软件地址:
http://www.htslib.org/
功能三大版块 :
- Samtools
- Reading/writing/editing/indexing/viewing SAM/BAM/CRAM format
- BCFtools
- Reading/writing BCF2/VCF/gVCF files and calling/filtering/summarising SNP and short indel sequence variants
- HTSlib
- A C library for reading/writing high-throughput sequencing data
cd samtools-1.x # and similarly for bcftools and htslib
./configure --prefix=/where/to/install
make
-
make install
export PATH=/where/to/install/bin:$PATH # for sh or bash users
Mapping
To prepare the reference for mapping you must first index ( BWT:Burrows Wheeler Transform 索引算法,耗时较长,安排好时间)
bwa index <ref.fa>
bwa mem -R '@RG\tID:foo\tSM:bar\tLB:library1' <ref.fa> <read1.fa> <read1.fa> > lane.sam
Ensure that the @RG information here is correct as this information is used by later tools. The SM field must be set to the name of the sample being processed, and LB field to the library.
samtools fixmate -O bam <lane.sam> <lane_fixmate.bam>
samtools sort -O bam -o <lane_sorted.bam> -T </tmp/lane_temp> <lane_fixmate.sam>
In order to reduce the number of miscalls of INDELs in your data it is helpful to realign your raw gapped alignment with the Broad’s GATK Realigner.
java -Xmx2g -jar GenomeAnalysisTK.jar -T RealignerTargetCreator -R <ref.fa> -I <lane.bam> -o <lane.intervals> --known <bundle/b38/Mills1000G.b38.vcf>
java -Xmx4g -jar GenomeAnalysisTK.jar -T IndelRealigner -R <ref.fa> -I <lane.bam> -targetIntervals <lane.intervals> --known <bundle/b38/Mills1000G.b38.vcf> -o <lane_realigned.bam>
BQSR from the Broad’s GATK allows you to reduce the effects of analysis artefacts produced by your sequencing machines. It does this in two steps, the first analyses your data to detect covariates and the second compensates for those covariates by adjusting quality scores.

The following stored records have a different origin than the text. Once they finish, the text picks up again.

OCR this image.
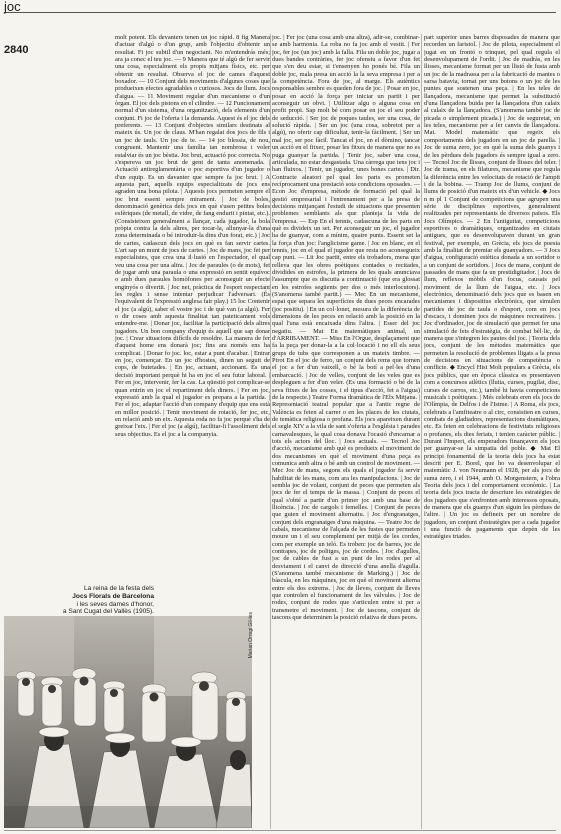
joc
2840

molt potent. Els devanters tenen un joc rápid. 8 fig Manera d'actuar d'algú o d'un grup, amb l'objectiu d'obtenir un resultat. Fi joc subtil d'un negociant. No m'entendrás més; ara ja conec el teu joc. — 9 Manera que té algú de fer servir una cosa, especialment els propis mitjans físics, etc. per obtenir un resultat. Observa el joc de cames d'aquest boxador. — 10 Conjunt dels moviments d'algunes coses que produeixen efectes agradables o curiosos. Jocs de llum. Jocs d'aigua. — 11 Moviment regular d'un mecanisme o d'un òrgan. El joc dels pistons en el cilindre. — 12 Funcionament normal d'un sistema, d'una organització, dels elements d'un conjunt. Fi joc de l'oferta i la demanda. Aquest és el joc dels preferents. — 13 Conjunt d'objectes similars destinats al mateix ús. Un joc de claus. M'han regalat dos jocs de fils i un joc de tauls. Un joc de te. — 14 joc blessia, de nou, congruent. Mantenir una família tan nombrosa i voler estalviar és un joc bèstia. Joc brut, actuació poc correcta. No s'espereva un joc brut de gent de tanta anomenada. | Actuació antireglamentària o poc esportiva d'un jugador o d'un equip. Es un davanter que sempre fa joc brut. | A aquesta part, aquells equips especialitzats de jocs ens agraden una bona pilota. | Aquests jocs permeten sempre el joc brut essent sempre mirament. | Joc de boles, denominació genèrica dels jocs en què s'usen petites boles esfèriques (de metall, de vidre, de fang endurit i pintat, etc.). (Consisteixen generalment a llançar, cada jugador, la bola pròpia contra la dels altres, per tocar-la, allunyar-la d'una zona determinada o bé introduir-la dins d'un forat, etc.) | Joc de cartes, cadascun dels jocs en què es fan servir cartes. L'art sap un munt de jocs de cartes. | Joc de mans, joc fet per especialistes, que crea una il·lusió en l'espectador, el qual veu una cosa per una altra. | Joc de paraules (o de mots), fet de jugar amb una paraula o una expressió en sentit equívoc o amb dues paraules homòfones per aconseguir un efecte enginyós o divertit. | Joc net, pràctica de l'esport respectant les regles i sense intentar perjudicar l'adversari. (És l'equivalent de l'expressió anglesa fair play.) 15 loc Contenir el joc (a algú), saber el vostre joc i de què van (a algú). Fer o dir coses amb aquesta finalitat tan pateticament vols entendre-me. | Donar joc, facilitar la participació dels altres jugadors. Un bon company d'equip és aquell que sap donar joc. | Crear situacions difícils de resoldre. La manera de fer d'aquest home ens donarà joc; fins ara només ens ha complicat. | Donar fo joc. loc, estar a punt d'acabar. | Entrar en joc, començar. En un joc d'hostes, dinen un seguit de cops, de butetades. | En joc, actuant, accionant. Es una decisió important perquè hi ha en joc el seu futur laboral. | Fer en joc, intervenir, fer la cas. La qüestió pot complicar-se quan entrin en joc el repartiment dels diners. | Fer en joc, expressió amb la qual el jugador es prepara a la partida. | Fer el joc, adaptar l'acció d'un company d'equip que ens està en millor posició. | Tenir moviment de rotació, fer joc, etc, en relació amb un eix. Aquesta roda no fa joc perquè s'ha de greixar l'eix. | Fer el joc (a algú), facilitar-li l'assoliment dels seus objectius. Es el joc a la companyia.

joc. | Fer joc (una cosa amb una altra), adir-se, combinar-se amb harmonia. La roba no fa joc amb el vestit. | Fer joc, fer joc (un joc) amb la falla. Fila un doble joc, jugar a dues bandes contràries, fer joc ofensiu a favor d'un fet que s'en deu estar, si t'ensenyen ho ponés bé. Fila un doble joc, mala presa un acció la la seva empresa i per a la competència. Fora de joc, al marge. Els autèntics responsables sembre es queden fora de joc. | Posar en joc, posar en acció la força per iniciar un partit i per aconseguir un obvi. | Utilitzar algu o alguna cosa en profit propi. Sap molt bé com posar en joc el seu poder de seducció. | Ser joc de poques taules, ser una cosa, de solució ràpida. | Ser un joc (una cosa, sobretot per a algú), no oferir cap dificultat, tenir-la fàcilment. | Ser un mal joc, ser poc fàcil. Tancat el joc, en el dòmino, tancar un acció en el fitxer, posar les fitxes de manera que no es puga guanyar la partida. | Tenir joc, saber una cosa, articulada, no estar desgastada. Una càrrega que tens joc i han fluixos. | Tenir, un jugador, unes bones cartes. | Dir. Contracte aleatori pel qual les parts es prometen recíprocament una prestació sota condicions oposades. — Econ Joc d'empresa, mètode de formació pel qual la gestió empresarial i l'entrenament per a la presa de decisions mitjançant l'estudi de situacions que presenten problemes semblants als que planteja la vida de l'empresa. — Esp En el tennis, cadascuna de les parts en què es divideix un set. Per aconseguir un joc, el jugador ha de guanyar, com a mínim, quatre punts. Essent set la la força d'un joc: l'anglicisme game. | Joc en blanc, en el tennis, joc en el qual el jugador que resta no aconsegueix cap punt. — Lit Joc partit, entre els trobadors, mena que relleva que les obres poètiques contades o recitades, dividides en estrofes, la primera de les quals anunciava l'assumpte que es discutia a continuació (que era glossat en les estrofes següents per dos o més interlocutors). (S'anomena també partit.) — Mec En un mecanisme, espai que separa les superfícies de dues peces encarades (joc positiu). | En un col·lonet, mesura de la diferència de dimensions de les peces en relació amb la posició en la qual l'una està encaixada dins l'altra. | Esser del joc negatiu. — Mat En matemàtiques animal, un d'ARRIBAMENT. — Miss En l'Orgue, desplaçament que fa la peça per donar-la a la col·locació i no ell els seus grups de tubs que corresponen a un mateix timbre. — Pirot En el joc de ferro, un conjunt dels rems que tornen el joc a fer d'un vaixell, o bé la botí a pel·les d'una embarcació. | Joc de velles, conjunt de les veles que es despleguen a fer d'un veler. (Es una formació o bé de la seva fitxes de les cosses, i el tipus d'acció, fet a l'aigua) de la respecte.) Teatre Forma dramàtica de l'Elx Mitjana. | Representació teatral popular que a l'antic regne de València es feien al carrer o en les places de les ciutats, de temàtica religiosa o profana. Els jocs apareixen durant el segle XIV a la vila de sant s'oferia a l'església i parades carnavalesques, la qual cosa donava l'ocasió d'encarnar a tots els actors del lloc. | Jocs actuals. — Tecnol Joc d'acció, mecanisme amb què es produeix el moviment de dos mecanismes en què el moviment d'una peça es comunica amb altra o bé amb un control de moviment. — Mec Joc de mans, segons els quals el jugador fa servir habilitat de les mans, com ara les manipulacions. | Joc de sembla joc de volant, conjunt de peces que permeten als jocs de fer el temps de la massa. | Conjunt de peces el qual s'obté a partir d'un primer joc amb una base de llicència. | Joc de cargols i femelles. | Conjunt de peces que guien el moviment alternatiu. | Joc d'engranatges, conjunt dels engranatges d'una màquina. — Teatre Joc de cabals, mecanisme de l'alçada de les fustes que permeten moure un i el seu complement per mitjà de les cordes, com per exemple un teló. Es troben: joc de barres, joc de contrapes, joc de politges, joc de cordes. | Joc d'agulles, joc de cables de fust a un punt de les rodes per al desviament i el canvi de direcció d'una anella d'agulla. (S'anomena també mecanisme de Marking.) | Joc de bàscula, en les màquines, joc en què el moviment alterna entre els dos extrems. | Joc de lleves, conjunt de lleves que controlen el funcionament de les vàlvules. | Joc de rodes, conjunt de rodes que s'articulen entre si per a transmetre el moviment. | Joc de tascons, conjunt de tascons que determinen la posició relativa de dues peces.

part superior unes barres disposades de manera que recorden un faristol. | Joc de pilota, especialment el jugat en un frontó o trinquet, pel qual regula el desenvolupament de l'ordit. | Joc de madràs, en les llisses, mecanisme format per un llistó de fusta amb un joc de la madrassa per a la fabricació de mantes o sarsa batavia, tornat per uns botons o un joc de les puntes que sostenen una peça. | En les teles de llançadora, mecanisme que permet la substitució d'una llançadora buida per la llançadora d'un calaix al calaix de la llançadora. (S'anomena també joc de picada o simplement picada.) | Joc de seguretat, en les teles, mecanisme per a fer canvis de llançadora. Mat. Model matemàtic que regeix els comportaments dels jugadors en un joc de parella. | Joc de suma zero, joc en què la suma dels guanys i de les pèrdues dels jugadors és sempre igual a zero. — Tecnol Joc de llisses, conjunt de llisses del teler. | Joc de trama, en els filatures, mecanisme que regula la diferència entre les velocitats de rotació de l'ampit i de la bobina. — Tramp Joc de llums, conjunt de llums de posició d'un mateix eix d'un vehicle. ◆ Jocs n m pl 1 Conjunt de competicions que agrupen una sèrie de disciplines esportives, generalment realitzades per representants de diversos països. Els Jocs Olímpics. — 2 En l'antiguitat, competicions esportives o dramàtiques, organitzades en ciutats antigues, que es desenvolupaven durant un gran festival, per exemple, en Grècia, els jocs de poesia amb la finalitat de premiar els guanyadors. — 3 Jocs d'aigua, configuració estètica donada a un sortidor o a un conjunt de sortidors. | Jocs de mans, conjunt de passades de mans que fa un prestidigitador. | Jocs de llum, reflexos mòbils d'un focus, causats pel moviment de la llum de l'aigua, etc. | Jocs electrònics, denominació dels jocs que es basen en mecanismes i dispositius electrònics, que simulen partides de joc de taula o d'esport, com en jocs d'escacs, i dominen jocs de màquines recreatives. | Joc d'ordinador, joc de simulació que permet fer una simulació de fets d'estratègia, de combat bèl·lic, de manera que s'integren les pautes del joc. | Teoria dels jocs, conjunt de les mètodes matemàtics que permeten la resolució de problemes lligats a la presa de decisions en situacions de competència o conflicte. ◆ Encycl Hist Molt populars a Grècia, els jocs públics, que en època clàssica es presentaven com a concursos atlètics (lluita, curses, pugilat, disc, curses de carros, etc.), també hi havia competicions musicals i poètiques. | Més celebrats eren els jocs de l'Olímpia, de Delfos i de l'Istme. | A Roma, els jocs, celebrats a l'amfiteatre o al circ, consistien en curses, combats de gladiadors, representacions dramàtiques, etc. Es feien en celebracions de festivitats religioses o profanes, els dies feriats, i tenien caràcter públic. | Durant l'Imperi, els emperadors finançaven els jocs per guanyar-se la simpatia del poble. ◆ Mat El principi fonamental de la teoria dels jocs ha estat descrit per E. Borel, que ho va desenvolupar el matemàtic J. von Neumann el 1928, per als jocs de suma zero, i el 1944, amb O. Morgenstern, a l'obra Teoria dels jocs i del comportament econòmic. | La teoria dels jocs tracta de descriure les estratègies de dos jugadors que s'enfronten amb interessos oposats, de manera que els guanys d'un siguin les pèrdues de l'altre. | Un joc es defineix per un nombre de jugadors, un conjunt d'estratègies per a cada jugador i una funció de pagaments que depèn de les estratègies triades.

La reina de la festa dels
Jocs Florals de Barcelona
i les seves dames d'honor,
a Sant Cugat del Vallès (1905).
Marian Orregi Gil-tes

java -Xmx4g -jar GenomeAnalysisTK.jar -T BaseRecalibrator -R <ref.fa> -knownSites >bundle/b38/dbsnp_142.b38.vcf> -I <lane.bam> -o <lane_recal.table>
java -Xmx2g -jar GenomeAnalysisTK.jar -T PrintReads -R <ref.fa> -I <lane.bam> --BSQR <lane_recal.table> -o <lane_recal.bam>
It is helpful at this point to compile all of the reads from each library together into one BAM, which can be done at the same time as marking PCR and optical duplicates. To identify duplicates we currently recommend the use of either the Picard or biobambam’s mark duplicates tool.
java -Xmx2g -jar MarkDuplicates.jar VALIDATION_STRINGENCY=LENIENT INPUT=<lane_1.bam> INPUT=<lane_2.bam> INPUT=<lane_3.bam> OUTPUT=<library.bam>
Once this is done you can perform another merge step to produce your sample BAM files.
samtools merge <sample.bam> <library1.bam> <library2.bam> <library3.bam>
samtools index <sample.bam>
Variant Calling
To convert your BAM file into genomic positions we first use mpileup to produce a BCF file that contains all of the locations in the genome.
bcftools mpileup -Ou -f <ref.fa> <sample1.bam> <sample2.bam> <sample3.bam> | bcftools call -vmO z -o <study.vcf.gz>
To prepare our VCF for querying we next index it using tabix:
tabix -p vcf <study.vcf.gz>
prepare graphs and statistics to assist you in filtering your variants:
bcftools stats -F <ref.fa> -s - <study.vcf.gz> > <study.vcf.gz.stats>
mkdir plots
plot-vcfstats -p plots/ <study.vcf.gz.stats>
filter data
bcftools filter -O z -o <study_filtered..vcf.gz> -s LOWQUAL -i'%QUAL>10' <study.vcf.gz>
Variant filtration is a subject worthy of an article in itself and the exact filters you will need to use will depend on the purpose of your study and quality and depth of the data used to call the variants.
注: 变异过滤要服从具体研究目的以及数据的质量和深度。